Like a number of the leading characters to have emerged from the creepypasta genre, Slenderman was originally created as a reaction to an image. In this case the image itself was a response to a call on the Something Awful thread, for disturbing images, from which posters could then develop a story. 

The original poster Eric Knudsen, writing under the name Victor Surge, added an image that at first seemed entirely innocuous but upon closer inspection showed a strange otherworldly being stalking the children in the foreground. Within days the backstory for Slenderman had been expanded by another user calling himself Leechcode and within ten days of the initial post on Something Awful there was a Youtube video dedicated to Slenderman. This jump onto multiple platforms assisted the spread of the myth and the characters popularity allowing the faceless monster to move from being a text, image and forum based phenomenon to being an ARG, with the character now being referred to, discussed and modified across a number of different platforms and modalities by an ever growing number of contributors.

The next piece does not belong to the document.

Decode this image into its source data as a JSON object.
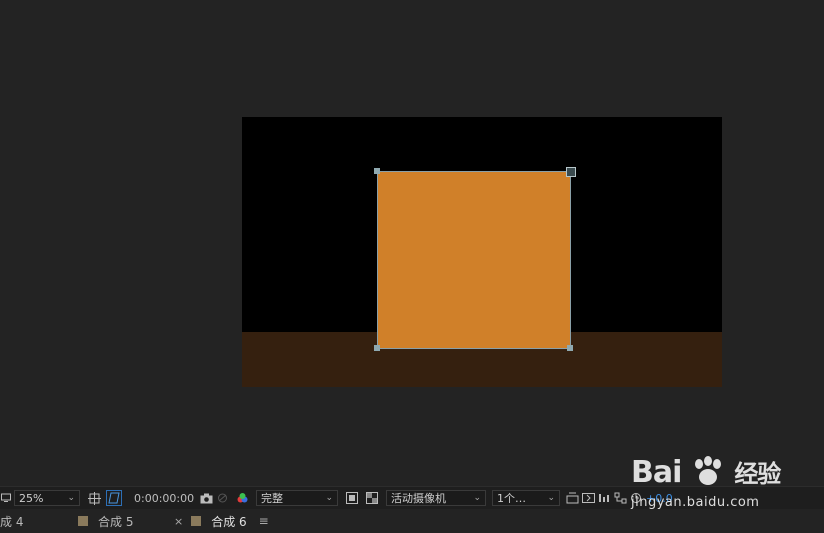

The Slenderman, the most iconic of creepypasta characters has been the subject of study for a number of serious folklorists who have highlighted links to older traditions within folklore and fairytales, such as the characters tendency to be seen in or close to forest or woodland, the fact that the characters lack of features allows for the reader to project their own fears onto it and how the character’s ability to seemingly lure or entice children into the woods to be ‘made away with’ links back to older traditions of ‘The Fae, Changelings, Will o the Wisp and The Erl King. 

An often overlooked influence on the development of The Slenderman character is the DC character ‘The Question’. A superhero detective character, this pre-existing figure bears a striking resemblance to the later depictions of The Slenderman, such as wearing a suit and having a white, blank and entirely featureless face.

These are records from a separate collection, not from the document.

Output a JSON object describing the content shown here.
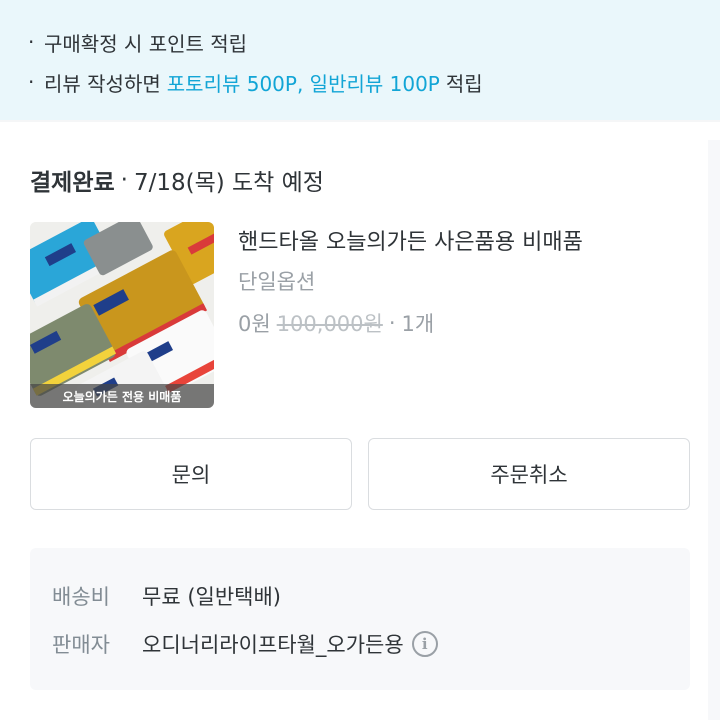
{
  "notice": {
    "bullet": "·",
    "line1": "구매확정 시 포인트 적립",
    "line2_prefix": "리뷰 작성하면",
    "line2_highlight": "포토리뷰 500P, 일반리뷰 100P",
    "line2_suffix": "적립",
    "highlight_color": "#12a5d6"
  },
  "order": {
    "status": "결제완료",
    "separator": "·",
    "delivery": "7/18(목) 도착 예정"
  },
  "product": {
    "image_caption": "오늘의가든 전용 비매품",
    "name": "핸드타올 오늘의가든 사은품용 비매품",
    "option": "단일옵션",
    "price": "0원",
    "original_price": "100,000원",
    "quantity": "1개",
    "separator": "·"
  },
  "buttons": {
    "inquiry": "문의",
    "cancel": "주문취소"
  },
  "info": {
    "shipping_label": "배송비",
    "shipping_value": "무료 (일반택배)",
    "seller_label": "판매자",
    "seller_value": "오디너리라이프타월_오가든용",
    "info_icon": "i"
  }
}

Whilst this may be just a coincidence, it is worth noting that The Question’s secret identity is ‘Victor Sage’ a name that is strikingly similar to Victor Surge the pen name of Knudson, Slenderman’s original creator. 

Jeff the Killer

Jeff The Killer

Almost as popular as the Slenderman though not quite as marketable in terms of crossover to mainstream media, is ‘Jeff the Killer’. Much of this creepypasta characters spread seems to have resulted from its use at the end of screamer videos alongside Jeff’s catchphrase, spoken before he kills of “Go to Sleep”. 

In appearance Jeff the Killer is a noseless, white-skinned human being with an abnormally wide maniacal grin, wild staring eyes that lack eyelids. According to the mythology that has built up around the character, his appearance is due to a combination of injuries inflicted by bullies (his skin color and scarring due to an attack with alcohol and bleach) and self inflicted injuries (Jeff is said to have widened his own grin with either a knife or a razorblade and burnt off his own eyelids). The murderous character is said to appear in his victim’s bedrooms at night, before speaking his catchphrase and stabbing them to death. 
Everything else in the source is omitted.